Peter and Chris are playing a game. At the beginning, each of them has some balls, where each ball is red, blue, or green. There is also a ball pool which contains more than enough balls of each colour for Peter and Chris to draw.
Peter and Chris take turns to move, and Peter moves first. After each turn, if Peter has exactly one ball and Chris has none, the game will end immediately.
Each move consists of the following steps:
- If the player has less than two balls, he draws red balls from the pool until he has two.

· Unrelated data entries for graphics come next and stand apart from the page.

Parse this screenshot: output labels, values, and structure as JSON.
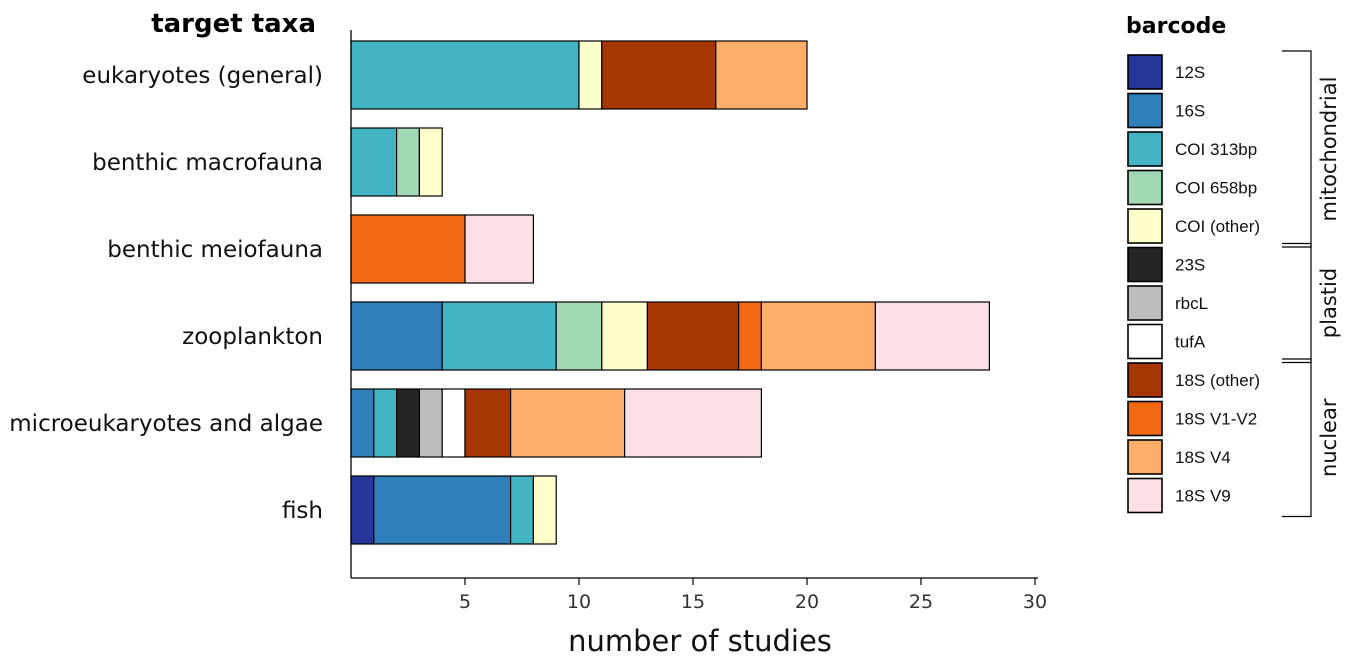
{
  "chart_data": {
    "type": "bar",
    "orientation": "horizontal",
    "stacked": true,
    "title": "",
    "ytitle": "target taxa",
    "xlabel": "number of studies",
    "xlim": [
      0,
      30
    ],
    "xticks": [
      5,
      10,
      15,
      20,
      25,
      30
    ],
    "categories": [
      "eukaryotes (general)",
      "benthic macrofauna",
      "benthic meiofauna",
      "zooplankton",
      "microeukaryotes and algae",
      "fish"
    ],
    "grid": false,
    "legend": {
      "title": "barcode",
      "placement": "right",
      "groups": [
        {
          "name": "mitochondrial",
          "entries": [
            "12S",
            "16S",
            "COI 313bp",
            "COI 658bp",
            "COI (other)"
          ]
        },
        {
          "name": "plastid",
          "entries": [
            "23S",
            "rbcL",
            "tufA"
          ]
        },
        {
          "name": "nuclear",
          "entries": [
            "18S (other)",
            "18S V1-V2",
            "18S V4",
            "18S V9"
          ]
        }
      ]
    },
    "legend_labels": {
      "12S": "12S",
      "16S": "16S",
      "COI 313bp": "COI  313bp",
      "COI 658bp": "COI  658bp",
      "COI (other)": "COI (other)",
      "23S": "23S",
      "rbcL": "rbcL",
      "tufA": "tufA",
      "18S (other)": "18S (other)",
      "18S V1-V2": "18S  V1-V2",
      "18S V4": "18S  V4",
      "18S V9": "18S  V9"
    },
    "series": [
      {
        "name": "12S",
        "color": "#26369a",
        "values": [
          0,
          0,
          0,
          0,
          0,
          1
        ]
      },
      {
        "name": "16S",
        "color": "#2f7fbb",
        "values": [
          0,
          0,
          0,
          4,
          1,
          6
        ]
      },
      {
        "name": "COI 313bp",
        "color": "#43b4c4",
        "values": [
          10,
          2,
          0,
          5,
          1,
          1
        ]
      },
      {
        "name": "COI 658bp",
        "color": "#a1d9b4",
        "values": [
          0,
          1,
          0,
          2,
          0,
          0
        ]
      },
      {
        "name": "COI (other)",
        "color": "#ffffcc",
        "values": [
          1,
          1,
          0,
          2,
          0,
          1
        ]
      },
      {
        "name": "23S",
        "color": "#252525",
        "values": [
          0,
          0,
          0,
          0,
          1,
          0
        ]
      },
      {
        "name": "rbcL",
        "color": "#bdbdbd",
        "values": [
          0,
          0,
          0,
          0,
          1,
          0
        ]
      },
      {
        "name": "tufA",
        "color": "#ffffff",
        "values": [
          0,
          0,
          0,
          0,
          1,
          0
        ]
      },
      {
        "name": "18S (other)",
        "color": "#a63603",
        "values": [
          5,
          0,
          0,
          4,
          2,
          0
        ]
      },
      {
        "name": "18S V1-V2",
        "color": "#f16913",
        "values": [
          0,
          0,
          5,
          1,
          0,
          0
        ]
      },
      {
        "name": "18S V4",
        "color": "#fdae6b",
        "values": [
          4,
          0,
          0,
          5,
          5,
          0
        ]
      },
      {
        "name": "18S V9",
        "color": "#fde0e6",
        "values": [
          0,
          0,
          3,
          5,
          6,
          0
        ]
      }
    ]
  }
}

The player chooses two of his balls and throws them into the pool. - If the two chosen balls are of the same colour, the opponent player gets from the pool one ball of the same colour. Otherwise the opponent player gets from the pool one ball of colour different from the colours of both chosen balls.

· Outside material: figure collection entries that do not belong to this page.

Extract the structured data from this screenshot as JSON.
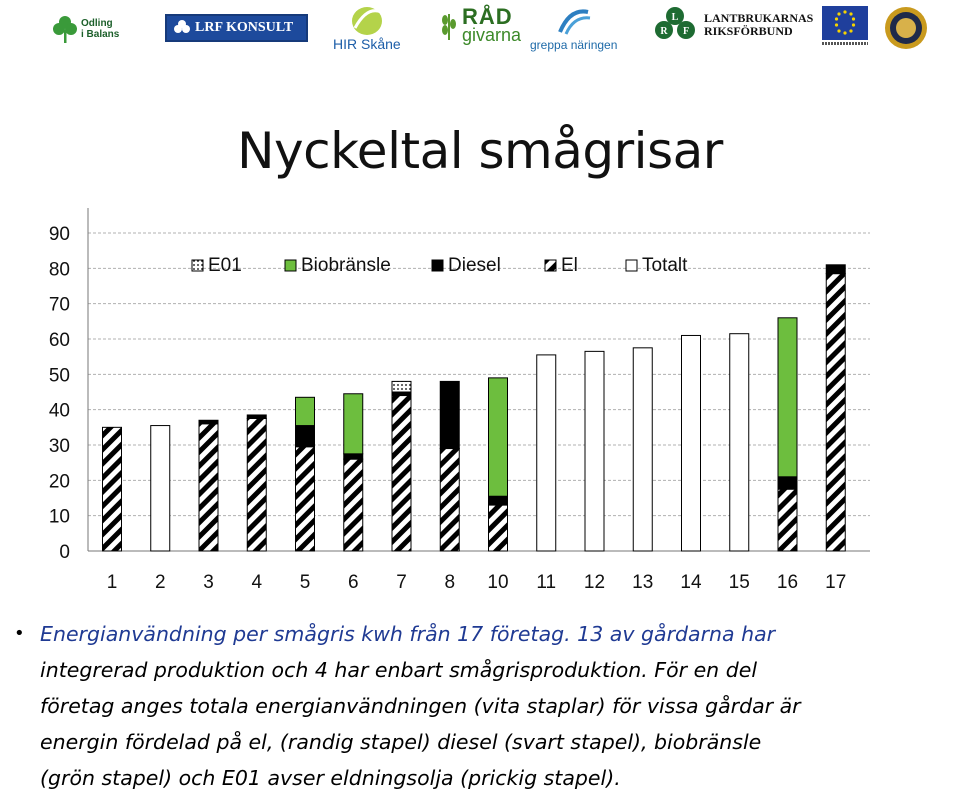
{
  "logos": {
    "odling": [
      "Odling",
      "i Balans"
    ],
    "lrf_konsult": "LRF KONSULT",
    "hir": "HIR Skåne",
    "radgivarna": [
      "RÅD",
      "givarna"
    ],
    "greppa": "greppa näringen",
    "lrf_letters": [
      "L",
      "R",
      "F"
    ],
    "lantbrukarnas": [
      "LANTBRUKARNAS",
      "RIKSFÖRBUND"
    ]
  },
  "title": "Nyckeltal smågrisar",
  "chart_data": {
    "type": "bar",
    "stacked": true,
    "categories": [
      "1",
      "2",
      "3",
      "4",
      "5",
      "6",
      "7",
      "8",
      "10",
      "11",
      "12",
      "13",
      "14",
      "15",
      "16",
      "17"
    ],
    "ylim": [
      0,
      90
    ],
    "yticks": [
      0,
      10,
      20,
      30,
      40,
      50,
      60,
      70,
      80,
      90
    ],
    "grid": true,
    "legend_position": "top",
    "series": [
      {
        "name": "El",
        "pattern": "hatch",
        "color": "#000000",
        "values": [
          35,
          0,
          36,
          37.5,
          29.5,
          26,
          44,
          29,
          13,
          0,
          0,
          0,
          0,
          0,
          17.5,
          78.5
        ]
      },
      {
        "name": "Diesel",
        "pattern": "solid",
        "color": "#000000",
        "values": [
          0,
          0,
          1,
          1,
          6,
          1.5,
          1,
          19,
          2.5,
          0,
          0,
          0,
          0,
          0,
          3.5,
          2.5
        ]
      },
      {
        "name": "Biobränsle",
        "pattern": "solid",
        "color": "#6dbe3e",
        "values": [
          0,
          0,
          0,
          0,
          8,
          17,
          0,
          0,
          33.5,
          0,
          0,
          0,
          0,
          0,
          45,
          0
        ]
      },
      {
        "name": "E01",
        "pattern": "dots",
        "color": "#ffffff",
        "values": [
          0,
          0,
          0,
          0,
          0,
          0,
          3,
          0,
          0,
          0,
          0,
          0,
          0,
          0,
          0,
          0
        ]
      },
      {
        "name": "Totalt",
        "pattern": "solid",
        "color": "#ffffff",
        "values": [
          0,
          35.5,
          0,
          0,
          0,
          0,
          0,
          0,
          0,
          55.5,
          56.5,
          57.5,
          61,
          61.5,
          0,
          0
        ]
      }
    ],
    "legend_order": [
      "E01",
      "Biobränsle",
      "Diesel",
      "El",
      "Totalt"
    ]
  },
  "caption": {
    "bullet": "•",
    "line1": "Energianvändning per smågris kwh från 17 företag. 13 av gårdarna har",
    "line2": "integrerad produktion och 4 har enbart smågrisproduktion. För en del",
    "line3": "företag anges totala energianvändningen (vita staplar) för vissa gårdar är",
    "line4": "energin fördelad på el, (randig stapel) diesel (svart stapel), biobränsle",
    "line5": "(grön stapel) och E01 avser eldningsolja (prickig stapel)."
  }
}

For example, if Peter chooses two red balls, Chris will get a red ball from the pool. If Peter chooses a red ball and a blue ball instead, Chris will get a green ball from the pool.
Determine the colour of Peter's final ball, given $R_1, G_1, B_1, R_2, G_2, B_2$.

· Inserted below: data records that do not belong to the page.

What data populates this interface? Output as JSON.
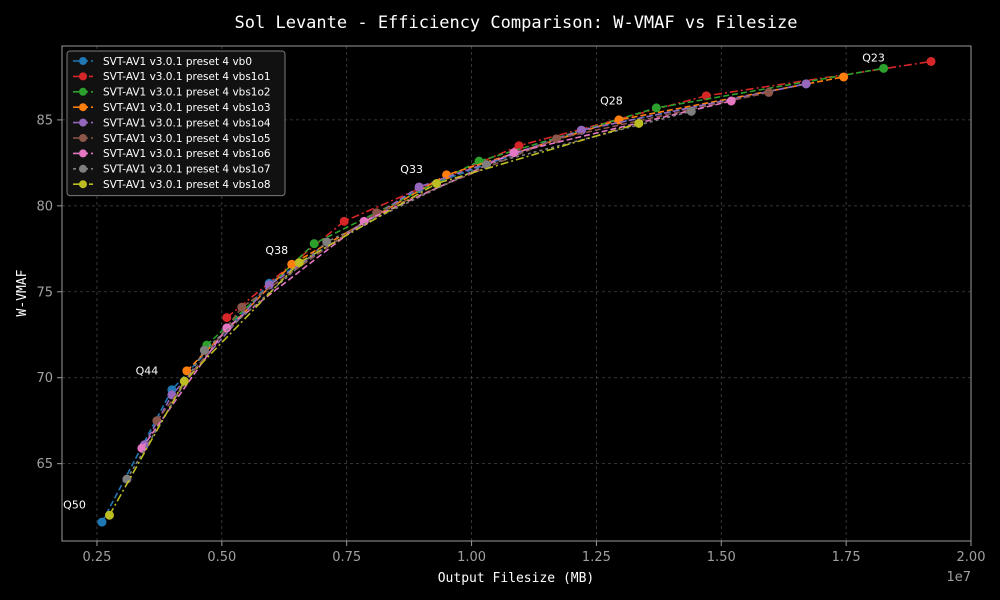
{
  "chart_data": {
    "type": "line",
    "title": "Sol Levante - Efficiency Comparison: W-VMAF vs Filesize",
    "xlabel": "Output Filesize (MB)",
    "ylabel": "W-VMAF",
    "x_offset_label": "1e7",
    "xlim": [
      1800000,
      20000000
    ],
    "ylim": [
      60.5,
      89.3
    ],
    "x_ticks": [
      2500000,
      5000000,
      7500000,
      10000000,
      12500000,
      15000000,
      17500000,
      20000000
    ],
    "x_tick_labels": [
      "0.25",
      "0.50",
      "0.75",
      "1.00",
      "1.25",
      "1.50",
      "1.75",
      "2.00"
    ],
    "y_ticks": [
      65,
      70,
      75,
      80,
      85
    ],
    "y_tick_labels": [
      "65",
      "70",
      "75",
      "80",
      "85"
    ],
    "grid": true,
    "legend_position": "top-left",
    "series": [
      {
        "name": "SVT-AV1 v3.0.1 preset 4 vb0",
        "color": "#1f77b4",
        "dash": "6,3",
        "points": [
          [
            2600000,
            61.6
          ],
          [
            4000000,
            69.3
          ],
          [
            5950000,
            75.5
          ],
          [
            8950000,
            81.0
          ],
          [
            12200000,
            84.4
          ],
          [
            16700000,
            87.1
          ]
        ]
      },
      {
        "name": "SVT-AV1 v3.0.1 preset 4 vbs1o1",
        "color": "#d62728",
        "dash": "8,3,2,3",
        "points": [
          [
            5100000,
            73.5
          ],
          [
            7450000,
            79.1
          ],
          [
            10950000,
            83.5
          ],
          [
            14700000,
            86.4
          ],
          [
            19200000,
            88.4
          ]
        ]
      },
      {
        "name": "SVT-AV1 v3.0.1 preset 4 vbs1o2",
        "color": "#2ca02c",
        "dash": "6,3",
        "points": [
          [
            4700000,
            71.9
          ],
          [
            6850000,
            77.8
          ],
          [
            10150000,
            82.6
          ],
          [
            13700000,
            85.7
          ],
          [
            18250000,
            88.0
          ]
        ]
      },
      {
        "name": "SVT-AV1 v3.0.1 preset 4 vbs1o3",
        "color": "#ff7f0e",
        "dash": "6,3",
        "points": [
          [
            4300000,
            70.4
          ],
          [
            6400000,
            76.6
          ],
          [
            9500000,
            81.8
          ],
          [
            12950000,
            85.0
          ],
          [
            17450000,
            87.5
          ]
        ]
      },
      {
        "name": "SVT-AV1 v3.0.1 preset 4 vbs1o4",
        "color": "#9467bd",
        "dash": "6,3",
        "points": [
          [
            3450000,
            66.1
          ],
          [
            4000000,
            69.0
          ],
          [
            5950000,
            75.4
          ],
          [
            8950000,
            81.1
          ],
          [
            12200000,
            84.4
          ],
          [
            16700000,
            87.1
          ]
        ]
      },
      {
        "name": "SVT-AV1 v3.0.1 preset 4 vbs1o5",
        "color": "#8c564b",
        "dash": "6,3",
        "points": [
          [
            3700000,
            67.5
          ],
          [
            5400000,
            74.1
          ],
          [
            8100000,
            79.6
          ],
          [
            11700000,
            83.9
          ],
          [
            15950000,
            86.6
          ]
        ]
      },
      {
        "name": "SVT-AV1 v3.0.1 preset 4 vbs1o6",
        "color": "#e377c2",
        "dash": "6,3",
        "points": [
          [
            3400000,
            65.9
          ],
          [
            5100000,
            72.9
          ],
          [
            7850000,
            79.1
          ],
          [
            10850000,
            83.1
          ],
          [
            15200000,
            86.1
          ]
        ]
      },
      {
        "name": "SVT-AV1 v3.0.1 preset 4 vbs1o7",
        "color": "#7f7f7f",
        "dash": "3,3",
        "points": [
          [
            3100000,
            64.1
          ],
          [
            4650000,
            71.6
          ],
          [
            7100000,
            77.9
          ],
          [
            10300000,
            82.4
          ],
          [
            14400000,
            85.5
          ]
        ]
      },
      {
        "name": "SVT-AV1 v3.0.1 preset 4 vbs1o8",
        "color": "#bcbd22",
        "dash": "8,3,2,3",
        "points": [
          [
            2750000,
            62.0
          ],
          [
            4250000,
            69.8
          ],
          [
            6550000,
            76.7
          ],
          [
            9300000,
            81.3
          ],
          [
            13350000,
            84.8
          ]
        ]
      }
    ],
    "annotations": [
      {
        "text": "Q50",
        "x": 2050000,
        "y": 62.4
      },
      {
        "text": "Q44",
        "x": 3500000,
        "y": 70.2
      },
      {
        "text": "Q38",
        "x": 6100000,
        "y": 77.2
      },
      {
        "text": "Q33",
        "x": 8800000,
        "y": 81.9
      },
      {
        "text": "Q28",
        "x": 12800000,
        "y": 85.9
      },
      {
        "text": "Q23",
        "x": 18050000,
        "y": 88.4
      }
    ]
  }
}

$R_1, G_1, B_1$ represent the number of red, green and blue balls, respectively, that Peter has at the beginning of the game. $R_2, G_2, B_2$ represent the number of red, green and blue balls, respectively, that Chris has at the beginning of the game.
The answer claims that if $$(G_1 + B_2 - B_1 - G_2) \equiv 0 (\mod 3)$$, then the final ball is in red, if the same expression $\equiv 1 (\mod 3)$ then the final ball is green. Otherwise, it will be in blue.
I cannot wrap my head around it for a while, can anyone explain this to me please? Thanks in advance.
Let $g_1(n)$ be the number of green balls that Peter has after $n$ moves have been played, $g_2(n)$ the number of green balls that Chris has after $n$ moves have been played, $b_1(n)$ the number of blue balls that Peter has after $n$ moves have been played, and $b_2(n)$ the number of blue balls that Chris has after $n$ moves have been played. By examining the six possibilities you can show that
$$g_1(n+1)+b_2(n+1)-b_1(n+1)-g_2(n+1)\\ =g_1(n)+b_2(n)-b_1(n)-g_2(n)\tag{1}$$
no matter what move is made. For example, suppose that $n$ is even, so that it is Peter’s turn to move, and Peter chooses a blue and a red ball. Chris gets a green ball, so
$$b_1(n+1)=b_1(n)-1$$
and
$$g_2(n+1)=g_2(n)+1\,,$$
and $(1)$ holds. This implies that
$$g_1(n)+b_2(n)-b_1(n)-g_2(n)\\ =g_1(0)+b_2(0)-b_1(0)-g_2(0)\tag{2}$$
Say that the game ends after $m$ moves. At that point Chris has no balls, so $b_2(m)=g_2(m)=0$, and $(2)$ tells us that
$$g_1(m)-b_1(m)=g_1(0)+b_2(0)-b_1(0)-g_2(0)\,.$$
If you now use the fact that Peter has exactly one ball at this point, you should be able to finish the argument from here.